Marvel Mega
#30 : le Livre de Fatalis
Les 6 épisodes de la mini-série Books of Doom, écrite par Ed Brubaker et dessinée par Pablo Raimondi, ãPanini Marvel France, édition kiosque.
Ce n’est pas la première fois chez Marvel qu’on réécrit les origines d’un personnage, quitte à modifier certaines assertions et à réinscrire le héros dans un contexte plus moderne. La plupart des héros y ont eu droit. Ici, Brubaker nous raconte
l’enfance de Viktor von Doom et son accession au trône de Latvérie, à travers un témoignage direct de Fatalis et de quelques-uns de ses contemporains.

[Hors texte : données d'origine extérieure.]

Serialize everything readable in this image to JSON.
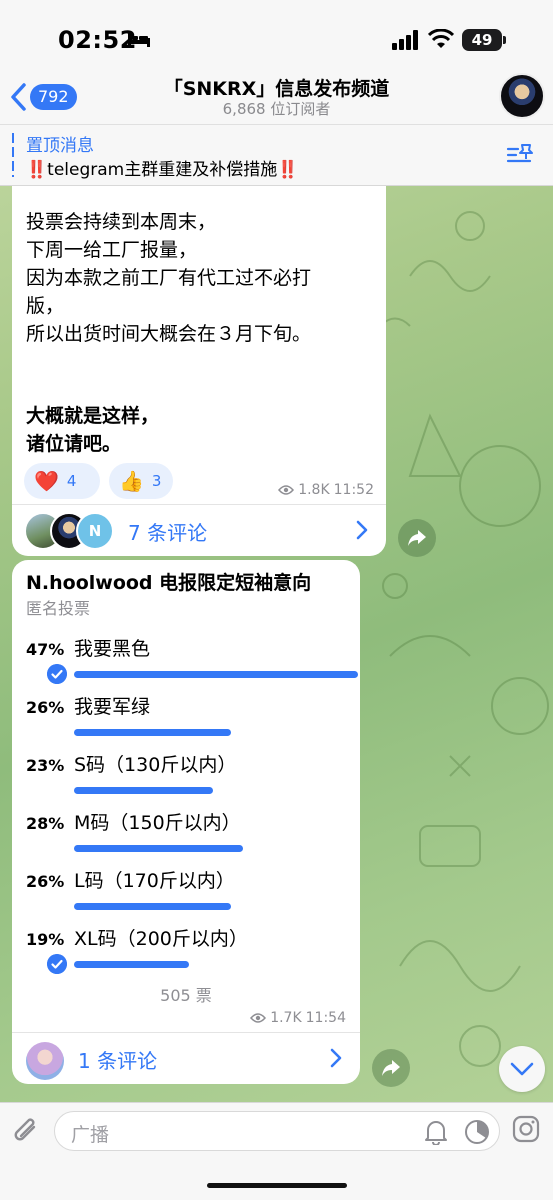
{
  "status_bar": {
    "time": "02:52",
    "battery": "49"
  },
  "header": {
    "back_count": "792",
    "title": "「SNKRX」信息发布频道",
    "subtitle": "6,868 位订阅者"
  },
  "pinned": {
    "label": "置顶消息",
    "text_prefix": "‼️",
    "text": "telegram主群重建及补偿措施",
    "text_suffix": "‼️"
  },
  "message1": {
    "lines": [
      "投票会持续到本周末，",
      "下周一给工厂报量，",
      "因为本款之前工厂有代工过不必打",
      "版，",
      "所以出货时间大概会在３月下旬。"
    ],
    "bold_lines": [
      "大概就是这样，",
      "诸位请吧。"
    ],
    "reactions": [
      {
        "emoji": "❤️",
        "count": "4"
      },
      {
        "emoji": "👍",
        "count": "3"
      }
    ],
    "views": "1.8K",
    "time": "11:52",
    "comments_label": "7 条评论",
    "avatar_letter": "N"
  },
  "poll": {
    "title": "N.hoolwood 电报限定短袖意向",
    "subtitle": "匿名投票",
    "options": [
      {
        "percent": "47%",
        "label": "我要黑色",
        "fraction": 0.47,
        "checked": true
      },
      {
        "percent": "26%",
        "label": "我要军绿",
        "fraction": 0.26,
        "checked": false
      },
      {
        "percent": "23%",
        "label": "S码（130斤以内）",
        "fraction": 0.23,
        "checked": false
      },
      {
        "percent": "28%",
        "label": "M码（150斤以内）",
        "fraction": 0.28,
        "checked": false
      },
      {
        "percent": "26%",
        "label": "L码（170斤以内）",
        "fraction": 0.26,
        "checked": false
      },
      {
        "percent": "19%",
        "label": "XL码（200斤以内）",
        "fraction": 0.19,
        "checked": true
      }
    ],
    "votes": "505 票",
    "views": "1.7K",
    "time": "11:54",
    "comments_label": "1 条评论"
  },
  "input": {
    "placeholder": "广播"
  },
  "colors": {
    "accent": "#3478f6",
    "bubble": "#ffffff",
    "background": "#a9c98a"
  }
}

C’est narré comme dans un reportage, à la manière de Little Big Man. Les dessins, clairs et explicites (tout le contraire des couvertures peintes par Rivera), mettent l’accent sur les expressions – beaucoup de gros plans – plutôt que sur l’action. L’ensemble est sombre, dans des tons chauds (sauf les scènes dans la neige).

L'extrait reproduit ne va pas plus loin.